JuridictionTribunal Administratif d'Orléans
SectionTribunal Administratif d'Orléans
N° DossierTA45-2301598
TypeOrdonnance
RecoursExcès de pouvoir
PublicationD

Texte intégral

Vu la procédure suivante :

Par une requête enregistrée le 28 avril 2023, M. B A doit être regardé comme demandant au tribunal d'annuler une décision du 5 octobre 2022 de la caisse d'allocations familiales d'Eure-et-Loir mettant à sa charge un indu d'aide personnelle au logement.

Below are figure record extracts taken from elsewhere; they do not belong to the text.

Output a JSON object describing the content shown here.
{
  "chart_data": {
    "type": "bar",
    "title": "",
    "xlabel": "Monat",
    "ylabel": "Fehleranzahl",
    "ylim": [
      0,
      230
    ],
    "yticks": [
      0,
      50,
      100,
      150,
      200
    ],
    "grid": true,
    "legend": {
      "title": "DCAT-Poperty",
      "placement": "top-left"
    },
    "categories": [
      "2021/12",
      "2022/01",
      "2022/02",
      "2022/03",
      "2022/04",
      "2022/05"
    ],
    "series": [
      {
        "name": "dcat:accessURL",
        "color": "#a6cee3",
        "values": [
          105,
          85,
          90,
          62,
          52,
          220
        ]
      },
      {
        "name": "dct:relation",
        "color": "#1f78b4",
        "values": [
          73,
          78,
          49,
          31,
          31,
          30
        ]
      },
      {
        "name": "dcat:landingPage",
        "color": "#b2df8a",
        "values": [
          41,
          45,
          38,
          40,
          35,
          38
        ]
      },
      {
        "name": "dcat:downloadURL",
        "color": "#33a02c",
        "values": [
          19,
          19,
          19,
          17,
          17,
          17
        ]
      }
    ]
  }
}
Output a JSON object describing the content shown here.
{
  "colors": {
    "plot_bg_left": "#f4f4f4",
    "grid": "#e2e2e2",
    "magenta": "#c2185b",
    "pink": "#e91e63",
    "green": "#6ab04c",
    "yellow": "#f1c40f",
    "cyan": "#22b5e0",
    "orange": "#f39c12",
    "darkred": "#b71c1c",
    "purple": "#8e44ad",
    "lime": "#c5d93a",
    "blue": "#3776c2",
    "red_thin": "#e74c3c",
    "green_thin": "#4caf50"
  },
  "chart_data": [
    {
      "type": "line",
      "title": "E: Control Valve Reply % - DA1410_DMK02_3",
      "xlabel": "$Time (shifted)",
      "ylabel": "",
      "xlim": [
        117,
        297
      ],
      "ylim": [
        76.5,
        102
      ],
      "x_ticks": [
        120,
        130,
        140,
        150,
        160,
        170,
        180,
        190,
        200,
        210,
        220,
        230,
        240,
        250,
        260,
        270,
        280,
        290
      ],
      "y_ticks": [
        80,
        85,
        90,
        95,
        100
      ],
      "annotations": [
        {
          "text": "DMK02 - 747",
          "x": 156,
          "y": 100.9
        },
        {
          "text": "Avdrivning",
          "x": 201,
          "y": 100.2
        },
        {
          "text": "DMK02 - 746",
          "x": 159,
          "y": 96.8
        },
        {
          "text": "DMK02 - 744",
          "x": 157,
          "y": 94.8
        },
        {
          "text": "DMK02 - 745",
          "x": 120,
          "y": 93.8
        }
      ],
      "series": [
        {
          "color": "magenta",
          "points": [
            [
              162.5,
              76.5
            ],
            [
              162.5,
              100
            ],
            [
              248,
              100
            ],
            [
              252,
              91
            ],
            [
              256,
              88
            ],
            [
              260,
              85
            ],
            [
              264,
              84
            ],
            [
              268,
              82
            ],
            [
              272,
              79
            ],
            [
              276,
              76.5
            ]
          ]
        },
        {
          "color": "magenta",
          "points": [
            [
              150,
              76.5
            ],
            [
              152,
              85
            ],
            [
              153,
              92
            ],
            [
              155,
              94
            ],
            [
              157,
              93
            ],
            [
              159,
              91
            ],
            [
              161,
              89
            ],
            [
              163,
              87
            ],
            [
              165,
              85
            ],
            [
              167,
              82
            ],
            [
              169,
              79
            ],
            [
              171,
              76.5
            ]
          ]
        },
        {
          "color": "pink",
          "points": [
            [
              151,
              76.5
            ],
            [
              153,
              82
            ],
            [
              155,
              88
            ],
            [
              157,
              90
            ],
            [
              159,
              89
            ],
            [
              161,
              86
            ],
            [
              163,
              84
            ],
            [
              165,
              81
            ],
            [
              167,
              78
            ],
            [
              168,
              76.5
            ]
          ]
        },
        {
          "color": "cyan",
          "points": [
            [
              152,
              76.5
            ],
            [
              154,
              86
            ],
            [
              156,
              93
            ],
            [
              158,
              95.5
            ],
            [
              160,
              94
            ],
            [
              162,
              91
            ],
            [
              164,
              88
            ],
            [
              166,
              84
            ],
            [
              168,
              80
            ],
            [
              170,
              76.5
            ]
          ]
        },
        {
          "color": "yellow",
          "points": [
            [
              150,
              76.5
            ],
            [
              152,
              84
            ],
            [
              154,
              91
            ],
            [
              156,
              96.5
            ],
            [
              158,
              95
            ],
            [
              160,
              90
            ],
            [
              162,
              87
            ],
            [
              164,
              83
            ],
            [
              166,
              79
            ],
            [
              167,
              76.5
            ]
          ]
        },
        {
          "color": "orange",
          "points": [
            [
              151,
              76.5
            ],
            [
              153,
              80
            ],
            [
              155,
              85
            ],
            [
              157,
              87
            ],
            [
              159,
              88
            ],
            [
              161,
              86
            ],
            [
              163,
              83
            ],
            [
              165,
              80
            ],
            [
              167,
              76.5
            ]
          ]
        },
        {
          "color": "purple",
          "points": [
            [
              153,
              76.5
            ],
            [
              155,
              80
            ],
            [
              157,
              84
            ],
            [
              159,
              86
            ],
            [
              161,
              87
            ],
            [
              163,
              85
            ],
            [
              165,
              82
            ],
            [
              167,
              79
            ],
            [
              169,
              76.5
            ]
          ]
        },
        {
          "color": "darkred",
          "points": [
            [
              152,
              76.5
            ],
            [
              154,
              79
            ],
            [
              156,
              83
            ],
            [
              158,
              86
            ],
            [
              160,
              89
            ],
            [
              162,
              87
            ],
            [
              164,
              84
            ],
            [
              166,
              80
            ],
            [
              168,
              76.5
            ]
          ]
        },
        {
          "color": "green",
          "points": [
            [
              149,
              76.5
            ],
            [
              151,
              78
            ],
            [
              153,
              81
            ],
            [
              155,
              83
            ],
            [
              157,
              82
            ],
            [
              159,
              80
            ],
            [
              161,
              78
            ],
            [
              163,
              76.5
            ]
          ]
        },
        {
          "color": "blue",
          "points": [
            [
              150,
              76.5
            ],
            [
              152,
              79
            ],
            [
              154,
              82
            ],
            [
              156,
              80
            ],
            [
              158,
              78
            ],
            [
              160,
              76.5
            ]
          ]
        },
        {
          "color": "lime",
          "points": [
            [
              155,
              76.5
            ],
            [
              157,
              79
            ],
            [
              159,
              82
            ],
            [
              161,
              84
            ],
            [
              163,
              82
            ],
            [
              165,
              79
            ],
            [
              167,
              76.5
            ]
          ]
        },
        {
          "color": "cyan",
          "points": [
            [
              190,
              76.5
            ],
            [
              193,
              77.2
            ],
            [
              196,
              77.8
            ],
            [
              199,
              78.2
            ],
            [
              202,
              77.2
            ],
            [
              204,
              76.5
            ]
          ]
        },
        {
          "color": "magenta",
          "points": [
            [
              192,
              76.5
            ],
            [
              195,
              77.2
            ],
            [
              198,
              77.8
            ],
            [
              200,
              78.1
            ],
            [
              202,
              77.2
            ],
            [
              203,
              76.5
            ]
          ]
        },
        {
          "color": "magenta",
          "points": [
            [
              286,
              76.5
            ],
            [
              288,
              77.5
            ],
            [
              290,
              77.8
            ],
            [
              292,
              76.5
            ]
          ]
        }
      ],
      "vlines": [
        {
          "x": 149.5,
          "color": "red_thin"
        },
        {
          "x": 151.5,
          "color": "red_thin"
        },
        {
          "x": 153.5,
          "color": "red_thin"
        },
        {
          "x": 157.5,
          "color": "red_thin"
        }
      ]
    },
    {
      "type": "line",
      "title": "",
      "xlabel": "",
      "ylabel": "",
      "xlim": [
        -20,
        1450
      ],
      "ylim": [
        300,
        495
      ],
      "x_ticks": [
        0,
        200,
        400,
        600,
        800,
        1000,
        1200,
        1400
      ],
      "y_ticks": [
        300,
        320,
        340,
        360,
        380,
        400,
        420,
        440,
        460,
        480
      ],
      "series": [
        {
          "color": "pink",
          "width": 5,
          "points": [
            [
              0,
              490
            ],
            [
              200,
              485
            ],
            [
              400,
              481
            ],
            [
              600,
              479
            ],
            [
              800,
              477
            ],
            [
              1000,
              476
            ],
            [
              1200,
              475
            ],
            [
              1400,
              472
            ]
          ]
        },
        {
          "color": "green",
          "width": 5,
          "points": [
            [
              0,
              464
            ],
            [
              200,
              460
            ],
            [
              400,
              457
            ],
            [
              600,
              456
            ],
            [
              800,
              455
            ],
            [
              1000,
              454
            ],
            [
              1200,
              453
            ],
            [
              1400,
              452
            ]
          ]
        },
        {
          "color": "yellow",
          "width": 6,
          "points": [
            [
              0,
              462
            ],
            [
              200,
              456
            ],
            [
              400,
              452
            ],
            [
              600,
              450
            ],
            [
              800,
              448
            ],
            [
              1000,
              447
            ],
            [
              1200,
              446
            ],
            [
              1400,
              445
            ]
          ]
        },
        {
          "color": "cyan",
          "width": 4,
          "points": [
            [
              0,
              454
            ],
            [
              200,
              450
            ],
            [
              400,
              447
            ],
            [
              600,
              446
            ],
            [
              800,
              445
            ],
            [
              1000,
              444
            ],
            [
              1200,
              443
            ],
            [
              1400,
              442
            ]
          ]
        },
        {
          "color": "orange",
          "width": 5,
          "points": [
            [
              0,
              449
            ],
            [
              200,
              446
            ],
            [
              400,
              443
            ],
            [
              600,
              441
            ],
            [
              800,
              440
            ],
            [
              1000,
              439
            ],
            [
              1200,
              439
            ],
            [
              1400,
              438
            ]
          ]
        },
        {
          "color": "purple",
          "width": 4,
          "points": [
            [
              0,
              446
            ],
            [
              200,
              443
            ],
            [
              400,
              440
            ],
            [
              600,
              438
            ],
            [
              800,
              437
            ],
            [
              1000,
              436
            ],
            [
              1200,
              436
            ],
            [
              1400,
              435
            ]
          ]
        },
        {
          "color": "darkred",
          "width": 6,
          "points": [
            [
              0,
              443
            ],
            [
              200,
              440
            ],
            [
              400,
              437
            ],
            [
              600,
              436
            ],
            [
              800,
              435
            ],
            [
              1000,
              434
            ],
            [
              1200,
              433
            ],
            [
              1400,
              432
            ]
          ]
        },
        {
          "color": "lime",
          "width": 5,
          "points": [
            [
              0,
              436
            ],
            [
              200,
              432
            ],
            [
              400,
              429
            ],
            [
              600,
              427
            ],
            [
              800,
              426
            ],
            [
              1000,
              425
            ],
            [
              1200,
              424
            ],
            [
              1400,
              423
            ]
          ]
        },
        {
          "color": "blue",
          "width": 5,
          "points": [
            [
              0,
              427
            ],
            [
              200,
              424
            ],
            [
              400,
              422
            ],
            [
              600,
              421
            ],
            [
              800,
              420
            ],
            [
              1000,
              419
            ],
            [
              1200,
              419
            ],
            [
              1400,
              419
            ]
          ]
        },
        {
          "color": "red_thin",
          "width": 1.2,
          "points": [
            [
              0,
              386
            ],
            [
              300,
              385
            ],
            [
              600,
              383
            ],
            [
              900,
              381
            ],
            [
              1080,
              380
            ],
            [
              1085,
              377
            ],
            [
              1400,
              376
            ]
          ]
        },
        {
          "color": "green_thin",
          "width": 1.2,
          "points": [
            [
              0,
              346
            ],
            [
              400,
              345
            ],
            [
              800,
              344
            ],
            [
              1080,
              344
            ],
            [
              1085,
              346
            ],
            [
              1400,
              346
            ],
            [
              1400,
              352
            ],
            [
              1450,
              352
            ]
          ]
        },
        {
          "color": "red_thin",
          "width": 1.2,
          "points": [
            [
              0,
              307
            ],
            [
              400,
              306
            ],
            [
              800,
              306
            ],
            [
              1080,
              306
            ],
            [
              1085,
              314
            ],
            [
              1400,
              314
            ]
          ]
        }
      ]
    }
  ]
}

Vu les autres pièces du dossier.

Vu le code de justice administrative.

Le président du tribunal a désigné M. C pour statuer sur les litiges relevant de l'article R. 222-13 du code de justice administrative.

Considérant ce qui suit :

1. Aux termes de l'article R. 222-1 du code de justice administrative " () les magistrats ayant une ancienneté minimale de deux ans et ayant atteint au moins le grade de premier conseiller désignés à cet effet par le président de leur juridiction peuvent, par ordonnance ()/ 4º Rejeter les requêtes manifestement irrecevables, lorsque la juridiction n'est pas tenue d'inviter leur auteur à les régulariser ou qu'elles n'ont pas été régularisées à l'expiration du délai imparti par une demande en ce sens ; ".

2. Aux termes de l'article R. 825-2 du code de la construction et de l'habitation : " Les contestations des décisions prises en matière d'aides personnelles au logement et de primes de déménagement par les organismes payeurs doivent faire l'objet d'un recours administratif préalable devant l'organisme payeur qui en est l'auteur, selon des modalités fixées par voie réglementaire. ".

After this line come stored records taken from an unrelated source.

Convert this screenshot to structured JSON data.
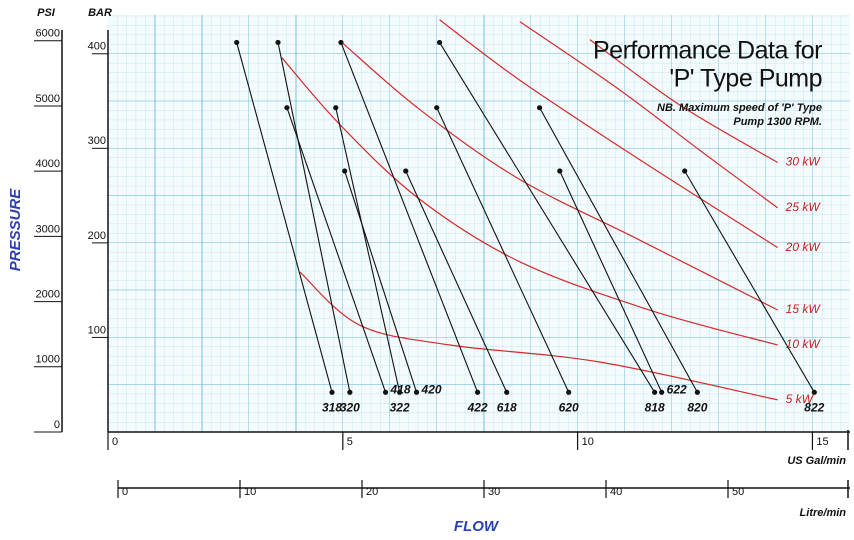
{
  "chart_data": {
    "type": "line",
    "title": [
      "Performance Data for",
      "'P' Type Pump"
    ],
    "note": [
      "NB. Maximum speed of 'P' Type",
      "Pump 1300 RPM."
    ],
    "ylabel": "PRESSURE",
    "xlabel": "FLOW",
    "y_unit": "BAR",
    "y2_unit": "PSI",
    "x_unit": "US Gal/min",
    "x2_unit": "Litre/min",
    "xlim": [
      0,
      15.8
    ],
    "xticks": [
      0,
      5,
      10,
      15
    ],
    "x2lim": [
      0,
      60
    ],
    "x2ticks": [
      0,
      10,
      20,
      30,
      40,
      50
    ],
    "ylim": [
      0,
      441
    ],
    "yticks": [
      100,
      200,
      300,
      400
    ],
    "y2lim": [
      0,
      6395
    ],
    "y2ticks": [
      0,
      1000,
      2000,
      3000,
      4000,
      5000,
      6000
    ],
    "grid": true,
    "series": [
      {
        "name": "318",
        "color": "#111111",
        "x": [
          2.74,
          4.77
        ],
        "values": [
          412,
          42
        ]
      },
      {
        "name": "320",
        "color": "#111111",
        "x": [
          3.62,
          5.15
        ],
        "values": [
          412,
          42
        ]
      },
      {
        "name": "418",
        "color": "#111111",
        "x": [
          3.81,
          5.91
        ],
        "values": [
          343,
          42
        ]
      },
      {
        "name": "322",
        "color": "#111111",
        "x": [
          4.85,
          6.21
        ],
        "values": [
          343,
          42
        ]
      },
      {
        "name": "420",
        "color": "#111111",
        "x": [
          5.04,
          6.57
        ],
        "values": [
          276,
          42
        ]
      },
      {
        "name": "422",
        "color": "#111111",
        "x": [
          4.96,
          7.87
        ],
        "values": [
          412,
          42
        ]
      },
      {
        "name": "618",
        "color": "#111111",
        "x": [
          6.34,
          8.49
        ],
        "values": [
          276,
          42
        ]
      },
      {
        "name": "620",
        "color": "#111111",
        "x": [
          7.0,
          9.81
        ],
        "values": [
          343,
          42
        ]
      },
      {
        "name": "818",
        "color": "#111111",
        "x": [
          7.06,
          11.64
        ],
        "values": [
          412,
          42
        ]
      },
      {
        "name": "622",
        "color": "#111111",
        "x": [
          9.62,
          11.79
        ],
        "values": [
          276,
          42
        ]
      },
      {
        "name": "820",
        "color": "#111111",
        "x": [
          9.19,
          12.55
        ],
        "values": [
          343,
          42
        ]
      },
      {
        "name": "822",
        "color": "#111111",
        "x": [
          12.28,
          15.04
        ],
        "values": [
          276,
          42
        ]
      }
    ],
    "power_curves": [
      {
        "name": "5 kW",
        "color": "#d42a2a",
        "x": [
          4.09,
          5.36,
          7.28,
          10.47,
          14.26
        ],
        "values": [
          169,
          113,
          92,
          74,
          34
        ]
      },
      {
        "name": "10 kW",
        "color": "#d42a2a",
        "x": [
          3.7,
          4.94,
          6.64,
          8.77,
          11.53,
          14.26
        ],
        "values": [
          396,
          325,
          246,
          180,
          129,
          92
        ]
      },
      {
        "name": "15 kW",
        "color": "#d42a2a",
        "x": [
          4.98,
          6.64,
          8.77,
          11.32,
          14.26
        ],
        "values": [
          412,
          341,
          267,
          203,
          129
        ]
      },
      {
        "name": "20 kW",
        "color": "#d42a2a",
        "x": [
          7.06,
          8.77,
          11.32,
          14.26
        ],
        "values": [
          436,
          372,
          288,
          195
        ]
      },
      {
        "name": "25 kW",
        "color": "#d42a2a",
        "x": [
          8.77,
          10.89,
          12.6,
          14.26
        ],
        "values": [
          434,
          362,
          298,
          237
        ]
      },
      {
        "name": "30 kW",
        "color": "#d42a2a",
        "x": [
          10.26,
          12.17,
          14.26
        ],
        "values": [
          415,
          346,
          285
        ]
      }
    ]
  }
}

3. L'institution par ces dispositions d'un recours administratif préalable obligatoire à la saisine du juge, a pour effet de laisser à l'autorité compétente pour en connaître le soin d'arrêter définitivement la position de l'administration. Il s'ensuit que la décision prise à la suite du recours préalable est seule susceptible d'être déférée au juge en ce qu'elle se substitue à la décision initiale.

4. En dépit de la demande de régularisation qui lui a été adressée par lettre recommandée du 2 mai 2023 dont il a accusé réception le 11 mai 2023, M. A n'a pas, à l'expiration du délai de quinze jours qui lui était imparti, produit la décision statuant sur la réclamation préalable prévue à l'article L. 825-2 du code de la construction et de l'habitation, et n'a pas justifié de l'impossibilité de la produire. Par suite, sa demande, qui n'a pas été régularisée, est entachée d'une irrecevabilité manifeste et doit, dès lors, être rejetée.

O R D O N N E :

Article 1er : La requête présentée par M. A est rejetée.

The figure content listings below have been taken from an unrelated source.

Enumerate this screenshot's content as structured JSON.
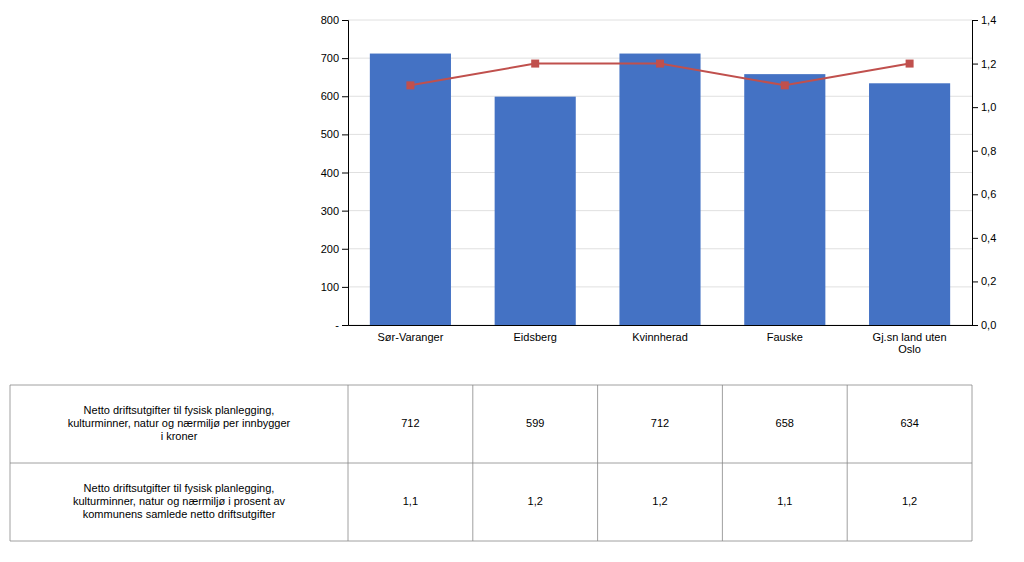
{
  "chart_data": {
    "type": "bar",
    "categories": [
      "Sør-Varanger",
      "Eidsberg",
      "Kvinnherad",
      "Fauske",
      "Gj.sn land uten\nOslo"
    ],
    "series": [
      {
        "name": "Netto driftsutgifter til fysisk planlegging,\nkulturminner, natur og nærmiljø per innbygger\ni kroner",
        "type": "bar",
        "color": "#4472C4",
        "values": [
          712,
          599,
          712,
          658,
          634
        ]
      },
      {
        "name": "Netto driftsutgifter til fysisk planlegging,\nkulturminner, natur og nærmiljø i prosent av\nkommunens samlede netto driftsutgifter",
        "type": "line",
        "axis": "y2",
        "color": "#C0504D",
        "marker": "square",
        "values": [
          1.1,
          1.2,
          1.2,
          1.1,
          1.2
        ],
        "value_labels": [
          "1,1",
          "1,2",
          "1,2",
          "1,1",
          "1,2"
        ]
      }
    ],
    "ylim": [
      0,
      800
    ],
    "yticks": [
      {
        "value": 0,
        "label": "-"
      },
      100,
      200,
      300,
      400,
      500,
      600,
      700,
      800
    ],
    "y2lim": [
      0.0,
      1.4
    ],
    "y2ticks": [
      {
        "value": 0.0,
        "label": "0,0"
      },
      {
        "value": 0.2,
        "label": "0,2"
      },
      {
        "value": 0.4,
        "label": "0,4"
      },
      {
        "value": 0.6,
        "label": "0,6"
      },
      {
        "value": 0.8,
        "label": "0,8"
      },
      {
        "value": 1.0,
        "label": "1,0"
      },
      {
        "value": 1.2,
        "label": "1,2"
      },
      {
        "value": 1.4,
        "label": "1,4"
      }
    ],
    "grid": true,
    "data_labels": true
  }
}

Article 2 : La présente ordonnance sera notifiée à M. B A.

Fait à Orléans le 19 juin 2023.

Le magistrat désigné,

Jean-Luc C

La République mande et ordonne à la préfète d'Eure-et-Loir en ce qui la concerne ou à tous commissaires de justice à ce requis en ce qui concerne les voies de droit commun contre les parties privées, de pourvoir à l'exécution de la présente décision.